Furthermore, given that patient comorbidities have been established to reflect a poor postoperative course [32] by using variables with established associations to serve as an analytical control when testing the ratio association with adverse outcomes, we aim to address the size limitation of this study. Preoperative patients’ comorbidities are known factors in predicting post-esophagectomy complications. These complications lead to a marked increase in the LOHS [32]. In our study, we integrated these comorbidities in the analysis process, trying to identify if lymphocytic volume, NLR, and PLR can also predict the emergence of postoperative adverse events. As shown by our univariate analysis, lymphocyte percentage, NLR, PLR as well as perioperative PRBCs transfusion and patients’ comorbidities predict a longer ICU stay, hospital stay, and a delay in feeding resumption. These outcomes reflect a higher postoperative complication burden. Further multivariate analysis demonstrated the significance of PLR in delaying feeding resumption.
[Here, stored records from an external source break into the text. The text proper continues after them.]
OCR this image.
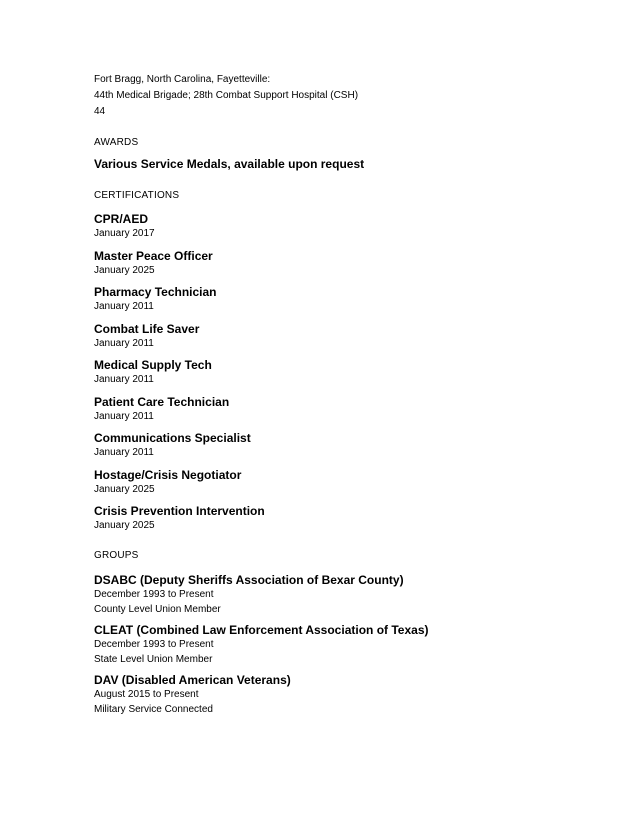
Fort Bragg, North Carolina, Fayetteville:

44th Medical Brigade; 28th Combat Support Hospital (CSH)

44

AWARDS

Various Service Medals, available upon request

CERTIFICATIONS

CPR/AED

January 2017

Master Peace Officer

January 2025

Pharmacy Technician

January 2011

Combat Life Saver

January 2011

Medical Supply Tech

January 2011

Patient Care Technician

January 2011

Communications Specialist

January 2011

Hostage/Crisis Negotiator

January 2025

Crisis Prevention Intervention

January 2025

GROUPS

DSABC (Deputy Sheriffs Association of Bexar County)

December 1993 to Present

County Level Union Member

CLEAT (Combined Law Enforcement Association of Texas)

December 1993 to Present

State Level Union Member

DAV (Disabled American Veterans)

August 2015 to Present

Military Service Connected
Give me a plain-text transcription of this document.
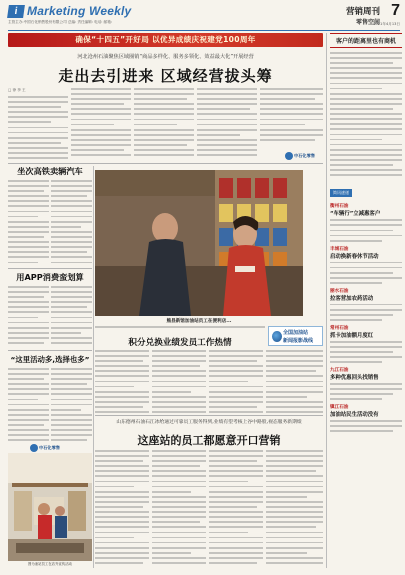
i Marketing Weekly
主管主办:中国石化销售股份有限公司 总编: 责任编辑: 电话: 邮箱:
营销周刊 7
零售空间
2021年4月13日
确保“十四五”开好局 以优异成绩庆祝建党100周年
河北沧州石油聚焦区域圈销“商品多样化、服务多领化、效益最大化”开展经营
走出去引进来 区域经营拔头筹
□ 徐 李 王
中石化零售
坐次高铁卖辆汽车
用APP消费蛮划算
“这里活动多,选择也多”
中石化零售
图为油站员工在店外宣传活动
熊县新馆加油站员工在便利店...
全国加油站
新闻报影战线
积分兑换业绩发员工作热情
山东德州石油石江冰给通过可靠员工服务得到,业绩有望考核上谷中路股,视态服务新期绩
这座站的员工都愿意开口营销
客户的距离里也有商机
简讯速递
衡州石油
“车辆行”立减惠客户
丰城石油
启动换新春休节活动
丽水石油
拉客营加农药活动
常州石油
抓卡加油额月度红
九江石油
多种优惠回头找销售
镇江石油
加油站民生活动没有
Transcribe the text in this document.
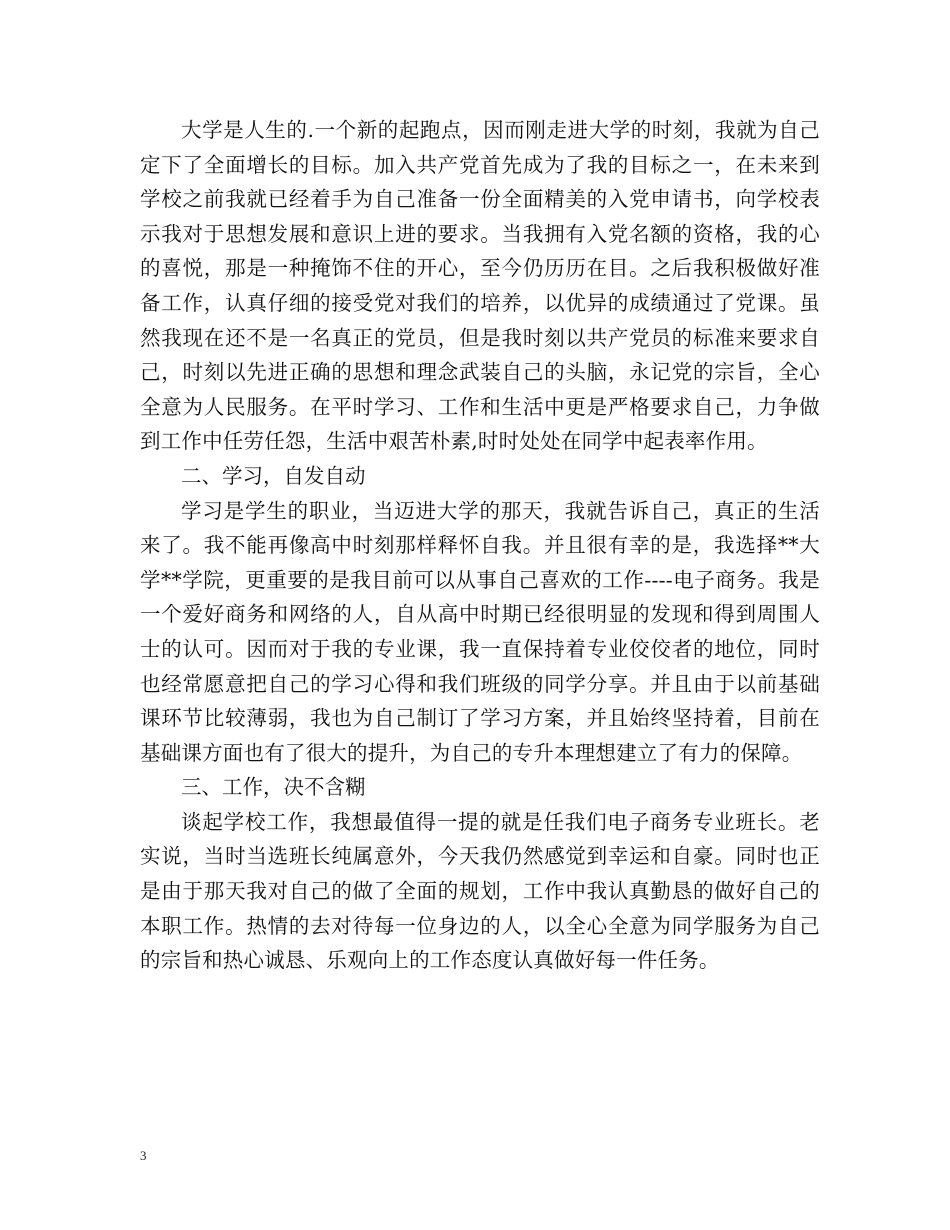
大学是人生的.一个新的起跑点，因而刚走进大学的时刻，我就为自己定下了全面增长的目标。加入共产党首先成为了我的目标之一，在未来到学校之前我就已经着手为自己准备一份全面精美的入党申请书，向学校表示我对于思想发展和意识上进的要求。当我拥有入党名额的资格，我的心的喜悦，那是一种掩饰不住的开心，至今仍历历在目。之后我积极做好准备工作，认真仔细的接受党对我们的培养，以优异的成绩通过了党课。虽然我现在还不是一名真正的党员，但是我时刻以共产党员的标准来要求自己，时刻以先进正确的思想和理念武装自己的头脑，永记党的宗旨，全心全意为人民服务。在平时学习、工作和生活中更是严格要求自己，力争做到工作中任劳任怨，生活中艰苦朴素,时时处处在同学中起表率作用。

二、学习，自发自动

学习是学生的职业，当迈进大学的那天，我就告诉自己，真正的生活来了。我不能再像高中时刻那样释怀自我。并且很有幸的是，我选择**大学**学院，更重要的是我目前可以从事自己喜欢的工作----电子商务。我是一个爱好商务和网络的人，自从高中时期已经很明显的发现和得到周围人士的认可。因而对于我的专业课，我一直保持着专业佼佼者的地位，同时也经常愿意把自己的学习心得和我们班级的同学分享。并且由于以前基础课环节比较薄弱，我也为自己制订了学习方案，并且始终坚持着，目前在基础课方面也有了很大的提升，为自己的专升本理想建立了有力的保障。

三、工作，决不含糊

谈起学校工作，我想最值得一提的就是任我们电子商务专业班长。老实说，当时当选班长纯属意外，今天我仍然感觉到幸运和自豪。同时也正是由于那天我对自己的做了全面的规划，工作中我认真勤恳的做好自己的本职工作。热情的去对待每一位身边的人，以全心全意为同学服务为自己的宗旨和热心诚恳、乐观向上的工作态度认真做好每一件任务。

3
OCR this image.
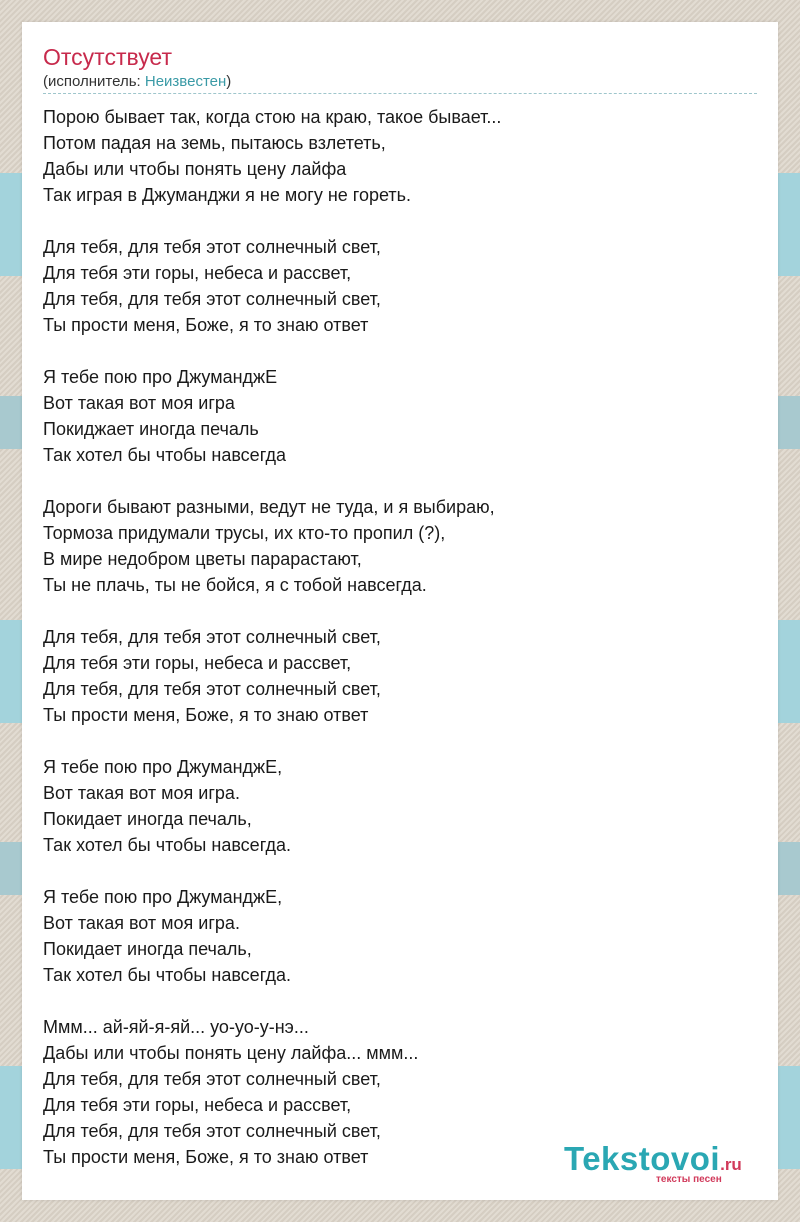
Отсутствует
(исполнитель: Неизвестен)
Порою бывает так, когда стою на краю, такое бывает...
Потом падая на земь, пытаюсь взлететь,
Дабы или чтобы понять цену лайфа
Так играя в Джуманджи я не могу не гореть.
Для тебя, для тебя этот солнечный свет,
Для тебя эти горы, небеса и рассвет,
Для тебя, для тебя этот солнечный свет,
Ты прости меня, Боже, я то знаю ответ
Я тебе пою про ДжуманджЕ
Вот такая вот моя игра
Покиджает иногда печаль
Так хотел бы чтобы навсегда
Дороги бывают разными, ведут не туда, и я выбираю,
Тормоза придумали трусы, их кто-то пропил (?),
В мире недобром цветы парарастают,
Ты не плачь, ты не бойся, я с тобой навсегда.
Для тебя, для тебя этот солнечный свет,
Для тебя эти горы, небеса и рассвет,
Для тебя, для тебя этот солнечный свет,
Ты прости меня, Боже, я то знаю ответ
Я тебе пою про ДжуманджЕ,
Вот такая вот моя игра.
Покидает иногда печаль,
Так хотел бы чтобы навсегда.
Я тебе пою про ДжуманджЕ,
Вот такая вот моя игра.
Покидает иногда печаль,
Так хотел бы чтобы навсегда.
Ммм... ай-яй-я-яй... уо-уо-у-нэ...
Дабы или чтобы понять цену лайфа... ммм...
Для тебя, для тебя этот солнечный свет,
Для тебя эти горы, небеса и рассвет,
Для тебя, для тебя этот солнечный свет,
Ты прости меня, Боже, я то знаю ответ	Tekstovoi.ru
тексты песен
Moreover, more research is required to test these biomarkers and ratios to further expand upon their prognostic utility and to better elucidate the mechanisms responsible for these associations, particularly in patients with esophageal adenocarcinoma. Lastly, given that these biomarkers mirror the variables used in devising the risk adjustment model devised by the Society of Thoracic Surgeons General Thoracic Surgery Database [32], the importance of these variables becomes apparent in developing a risk assessment model for post-esophagectomy morbidity.

Conclusion

An increased platelet-to-lymphocyte ratio is correlated with a delay in feeding resumption following a transhiatal esophagectomy with cervical anastomosis. Such a finding will allow us to further investigate, on a larger scale, the value of these biological markers in predicting prognosis, and to incorporate additional outcomes defining postoperative morbidity, such as the length of hospital and ICU stay, and the delay in feeding resumption. Devising such a score might enable surgeons in the future to classify patients’ risk and consequently predict the need for an intraoperative feeding jejunostomy, closer postoperative monitoring, or devising more rigorous preventive surveillance measures.